Malam itu, malam setelah pernikahan kami. Acara resepsi telah selesai. Sebelumnya, aku sudah meminta satu hal pada suamiku. Aku ingin melewati malam ini dengan Ibuku. Malam yang seharusnya adalah malam pertama suamiku boleh menyentuhku. Tapi aku memilih ibuku. Karena toh, akhirnya aku akan melewati hari-hariku dengannya.
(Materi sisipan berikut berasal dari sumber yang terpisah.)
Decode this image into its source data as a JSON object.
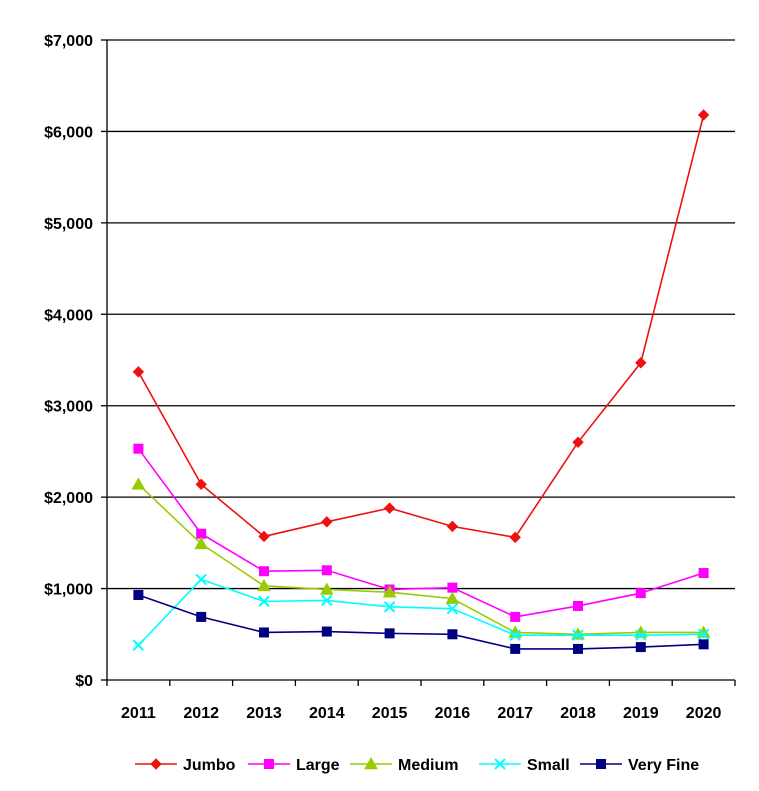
{
  "chart_data": {
    "type": "line",
    "title": "",
    "xlabel": "",
    "ylabel": "",
    "categories": [
      "2011",
      "2012",
      "2013",
      "2014",
      "2015",
      "2016",
      "2017",
      "2018",
      "2019",
      "2020"
    ],
    "ylim": [
      0,
      7000
    ],
    "y_ticks": [
      0,
      1000,
      2000,
      3000,
      4000,
      5000,
      6000,
      7000
    ],
    "y_tick_labels": [
      "$0",
      "$1,000",
      "$2,000",
      "$3,000",
      "$4,000",
      "$5,000",
      "$6,000",
      "$7,000"
    ],
    "grid": "horizontal",
    "legend_position": "bottom",
    "series": [
      {
        "name": "Jumbo",
        "color": "#ee1111",
        "marker": "diamond",
        "values": [
          3370,
          2140,
          1570,
          1730,
          1880,
          1680,
          1560,
          2600,
          3470,
          6180
        ]
      },
      {
        "name": "Large",
        "color": "#ff00ff",
        "marker": "square",
        "values": [
          2530,
          1600,
          1190,
          1200,
          990,
          1010,
          690,
          810,
          950,
          1170
        ]
      },
      {
        "name": "Medium",
        "color": "#99cc00",
        "marker": "triangle",
        "values": [
          2140,
          1490,
          1030,
          990,
          960,
          890,
          520,
          500,
          520,
          520
        ]
      },
      {
        "name": "Small",
        "color": "#00ffff",
        "marker": "x",
        "values": [
          380,
          1100,
          860,
          870,
          800,
          780,
          490,
          490,
          490,
          500
        ]
      },
      {
        "name": "Very Fine",
        "color": "#000080",
        "marker": "square",
        "values": [
          930,
          690,
          520,
          530,
          510,
          500,
          340,
          340,
          360,
          390
        ]
      }
    ]
  }
}
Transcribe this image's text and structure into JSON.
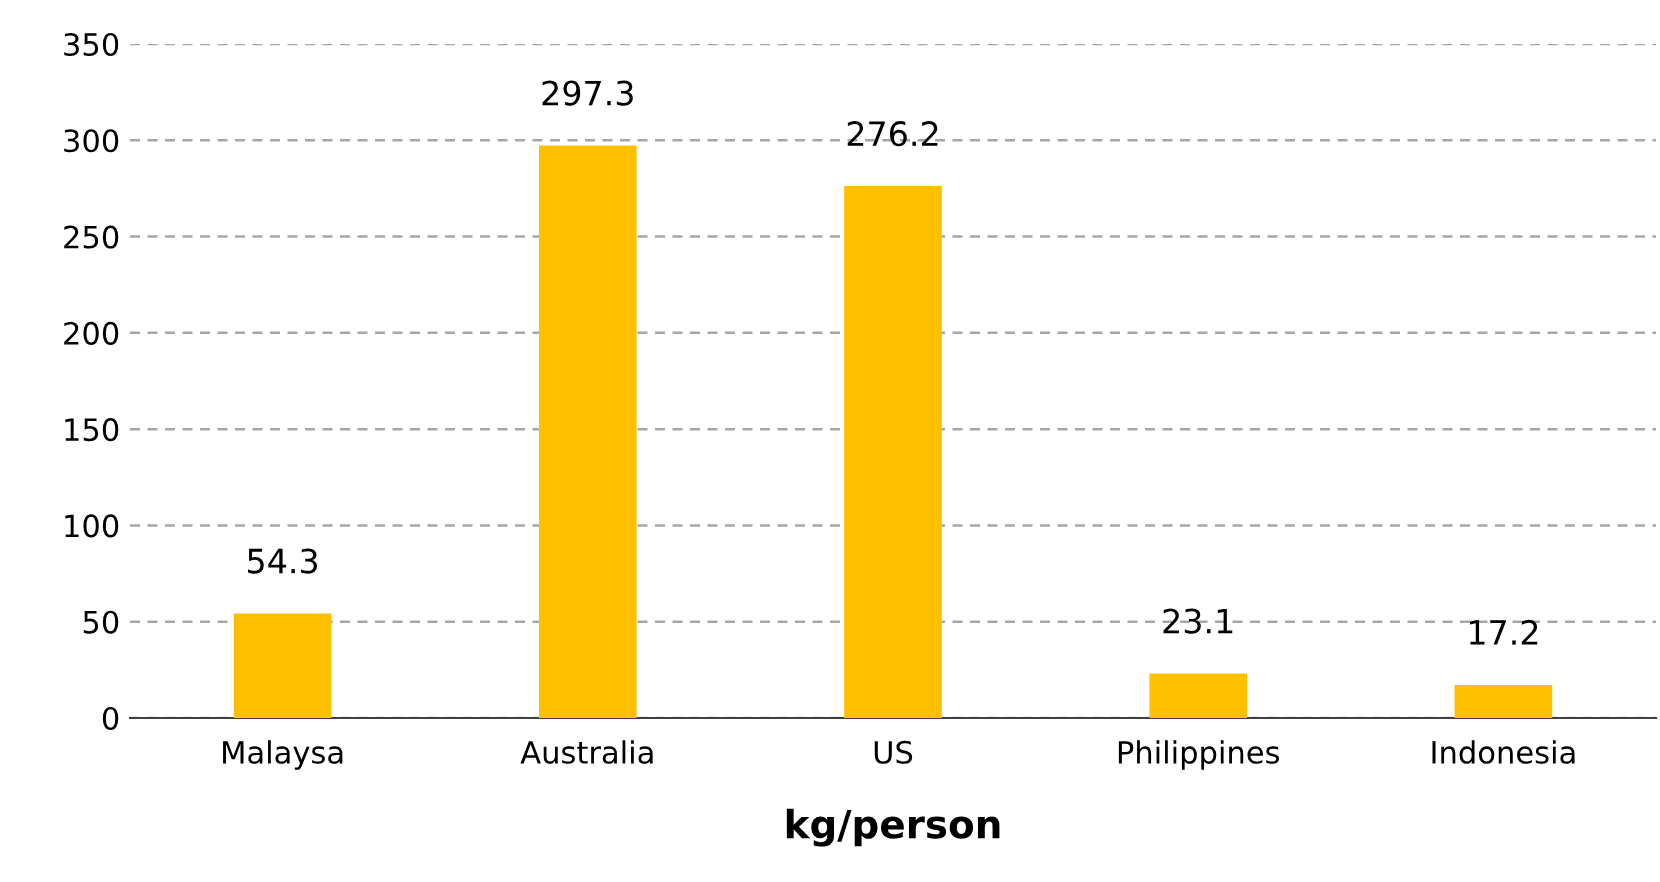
{
  "chart_data": {
    "type": "bar",
    "xlabel": "kg/person",
    "categories": [
      "Malaysa",
      "Australia",
      "US",
      "Philippines",
      "Indonesia"
    ],
    "values": [
      54.3,
      297.3,
      276.2,
      23.1,
      17.2
    ],
    "color": "#ffc000",
    "ylim": [
      0,
      350
    ],
    "yticks": [
      0,
      50,
      100,
      150,
      200,
      250,
      300,
      350
    ],
    "grid": "y",
    "data_labels": true
  }
}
Awalnya suamiku agak sedikit keberatan. Tapi aku memohon. Akhirnya dia setuju. Meski aku tahu dia kecewa dan sakit hati. Karena mendapatkan malam pertama yang berbeda dari pasangan suami istri lainnya. Aku juga tidak tega melihatnya. Tapi aku tahu dia pria yang sabar dan pengertian. Di sisi lain, aku beruntung menjadi istrinya. Tapi, di sisi lain ada Ibuku. Aku tidak rela berpisah dengannya.
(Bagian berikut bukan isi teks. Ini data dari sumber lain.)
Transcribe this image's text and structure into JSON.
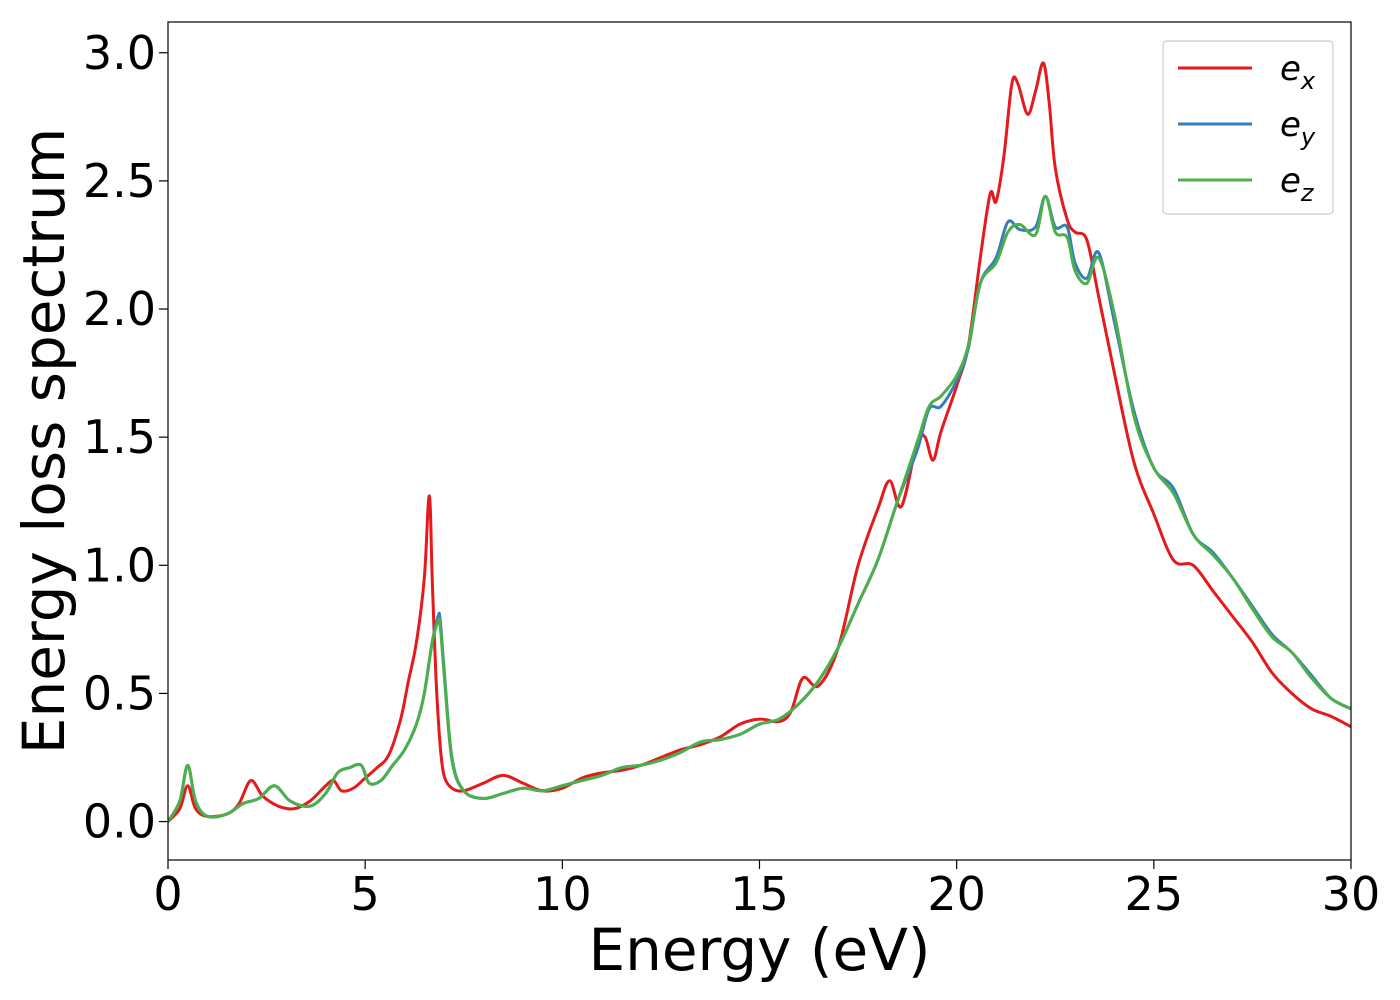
{
  "chart_data": {
    "type": "line",
    "title": "",
    "xlabel": "Energy (eV)",
    "ylabel": "Energy loss spectrum",
    "xlim": [
      0,
      30
    ],
    "ylim": [
      -0.15,
      3.12
    ],
    "xticks": [
      "0",
      "5",
      "10",
      "15",
      "20",
      "25",
      "30"
    ],
    "yticks": [
      "0.0",
      "0.5",
      "1.0",
      "1.5",
      "2.0",
      "2.5",
      "3.0"
    ],
    "grid": false,
    "legend_position": "top-right",
    "series": [
      {
        "name": "e",
        "subscript": "x",
        "color": "#e41a1c",
        "x": [
          0,
          0.3,
          0.5,
          0.7,
          1.0,
          1.5,
          1.8,
          2.1,
          2.4,
          2.8,
          3.2,
          3.6,
          4.0,
          4.2,
          4.4,
          4.7,
          5.0,
          5.3,
          5.6,
          5.9,
          6.1,
          6.3,
          6.5,
          6.6,
          6.65,
          6.7,
          6.8,
          6.9,
          7.0,
          7.2,
          7.5,
          8.0,
          8.5,
          9.0,
          9.5,
          10.0,
          10.5,
          11.0,
          11.5,
          12.0,
          12.5,
          13.0,
          13.5,
          14.0,
          14.5,
          15.0,
          15.5,
          15.8,
          16.1,
          16.5,
          17.0,
          17.5,
          18.0,
          18.3,
          18.6,
          19.0,
          19.2,
          19.4,
          19.6,
          20.0,
          20.3,
          20.6,
          20.85,
          21.0,
          21.2,
          21.4,
          21.55,
          21.8,
          22.0,
          22.2,
          22.35,
          22.5,
          22.8,
          23.0,
          23.3,
          23.6,
          24.0,
          24.5,
          25.0,
          25.5,
          26.0,
          26.5,
          27.0,
          27.5,
          28.0,
          28.5,
          29.0,
          29.5,
          30.0
        ],
        "y": [
          0.0,
          0.05,
          0.14,
          0.05,
          0.02,
          0.03,
          0.07,
          0.16,
          0.1,
          0.06,
          0.05,
          0.08,
          0.14,
          0.16,
          0.12,
          0.13,
          0.17,
          0.21,
          0.26,
          0.4,
          0.55,
          0.7,
          0.95,
          1.24,
          1.23,
          0.95,
          0.55,
          0.3,
          0.18,
          0.13,
          0.12,
          0.15,
          0.18,
          0.15,
          0.12,
          0.13,
          0.17,
          0.19,
          0.2,
          0.22,
          0.25,
          0.28,
          0.3,
          0.33,
          0.38,
          0.4,
          0.39,
          0.43,
          0.56,
          0.53,
          0.68,
          1.0,
          1.22,
          1.33,
          1.23,
          1.48,
          1.5,
          1.41,
          1.52,
          1.7,
          1.86,
          2.2,
          2.45,
          2.42,
          2.6,
          2.88,
          2.88,
          2.76,
          2.85,
          2.96,
          2.8,
          2.55,
          2.35,
          2.3,
          2.27,
          2.05,
          1.75,
          1.4,
          1.2,
          1.02,
          1.0,
          0.9,
          0.8,
          0.7,
          0.58,
          0.5,
          0.44,
          0.41,
          0.37
        ]
      },
      {
        "name": "e",
        "subscript": "y",
        "color": "#377eb8",
        "x": [
          0,
          0.3,
          0.5,
          0.7,
          1.0,
          1.5,
          1.9,
          2.3,
          2.7,
          3.1,
          3.6,
          4.0,
          4.3,
          4.6,
          4.9,
          5.1,
          5.4,
          5.7,
          6.0,
          6.3,
          6.5,
          6.7,
          6.85,
          6.9,
          7.0,
          7.2,
          7.5,
          8.0,
          8.5,
          9.0,
          9.5,
          10.0,
          10.5,
          11.0,
          11.5,
          12.0,
          12.5,
          13.0,
          13.5,
          14.0,
          14.5,
          15.0,
          15.5,
          16.0,
          16.5,
          17.0,
          17.5,
          18.0,
          18.5,
          19.0,
          19.3,
          19.6,
          20.0,
          20.3,
          20.6,
          21.0,
          21.3,
          21.6,
          22.0,
          22.25,
          22.5,
          22.8,
          23.0,
          23.3,
          23.6,
          24.0,
          24.5,
          25.0,
          25.5,
          26.0,
          26.5,
          27.0,
          27.5,
          28.0,
          28.5,
          29.0,
          29.5,
          30.0
        ],
        "y": [
          0.0,
          0.08,
          0.22,
          0.08,
          0.02,
          0.03,
          0.07,
          0.09,
          0.14,
          0.08,
          0.06,
          0.11,
          0.19,
          0.21,
          0.22,
          0.15,
          0.16,
          0.22,
          0.28,
          0.38,
          0.5,
          0.7,
          0.8,
          0.79,
          0.6,
          0.25,
          0.12,
          0.09,
          0.11,
          0.13,
          0.12,
          0.14,
          0.16,
          0.18,
          0.21,
          0.22,
          0.24,
          0.27,
          0.31,
          0.32,
          0.34,
          0.38,
          0.4,
          0.46,
          0.55,
          0.68,
          0.85,
          1.02,
          1.25,
          1.45,
          1.61,
          1.62,
          1.72,
          1.85,
          2.1,
          2.2,
          2.34,
          2.31,
          2.32,
          2.44,
          2.32,
          2.32,
          2.18,
          2.12,
          2.22,
          1.95,
          1.6,
          1.38,
          1.3,
          1.12,
          1.05,
          0.95,
          0.84,
          0.73,
          0.66,
          0.57,
          0.48,
          0.44
        ]
      },
      {
        "name": "e",
        "subscript": "z",
        "color": "#4daf4a",
        "x": [
          0,
          0.3,
          0.5,
          0.7,
          1.0,
          1.5,
          1.9,
          2.3,
          2.7,
          3.1,
          3.6,
          4.0,
          4.3,
          4.6,
          4.9,
          5.1,
          5.4,
          5.7,
          6.0,
          6.3,
          6.5,
          6.7,
          6.85,
          6.9,
          7.0,
          7.2,
          7.5,
          8.0,
          8.5,
          9.0,
          9.5,
          10.0,
          10.5,
          11.0,
          11.5,
          12.0,
          12.5,
          13.0,
          13.5,
          14.0,
          14.5,
          15.0,
          15.5,
          16.0,
          16.5,
          17.0,
          17.5,
          18.0,
          18.5,
          19.0,
          19.3,
          19.6,
          20.0,
          20.3,
          20.6,
          21.0,
          21.3,
          21.6,
          22.0,
          22.25,
          22.5,
          22.8,
          23.0,
          23.3,
          23.6,
          24.0,
          24.5,
          25.0,
          25.5,
          26.0,
          26.5,
          27.0,
          27.5,
          28.0,
          28.5,
          29.0,
          29.5,
          30.0
        ],
        "y": [
          0.0,
          0.08,
          0.22,
          0.08,
          0.02,
          0.03,
          0.07,
          0.09,
          0.14,
          0.08,
          0.06,
          0.11,
          0.19,
          0.21,
          0.22,
          0.15,
          0.16,
          0.22,
          0.28,
          0.38,
          0.5,
          0.7,
          0.78,
          0.77,
          0.58,
          0.24,
          0.12,
          0.09,
          0.11,
          0.13,
          0.12,
          0.14,
          0.16,
          0.18,
          0.21,
          0.22,
          0.24,
          0.27,
          0.31,
          0.32,
          0.34,
          0.38,
          0.4,
          0.46,
          0.55,
          0.68,
          0.85,
          1.02,
          1.25,
          1.48,
          1.62,
          1.66,
          1.74,
          1.86,
          2.1,
          2.18,
          2.3,
          2.33,
          2.29,
          2.44,
          2.3,
          2.28,
          2.15,
          2.1,
          2.2,
          1.98,
          1.58,
          1.38,
          1.28,
          1.12,
          1.04,
          0.95,
          0.83,
          0.72,
          0.66,
          0.56,
          0.48,
          0.44
        ]
      }
    ]
  }
}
Hari-hari yang kulalui telah berbeda. Saat ini aku tidak tinggal bersama ibuku. Aku menuruti perintah suamiku untuk tinggal di rumahnya sementara, bersama mertua. Sampai kita punya rumah sendiri. Awalnya aku menolak. Aku tidak mau meninggalkan ibuku seorang diri.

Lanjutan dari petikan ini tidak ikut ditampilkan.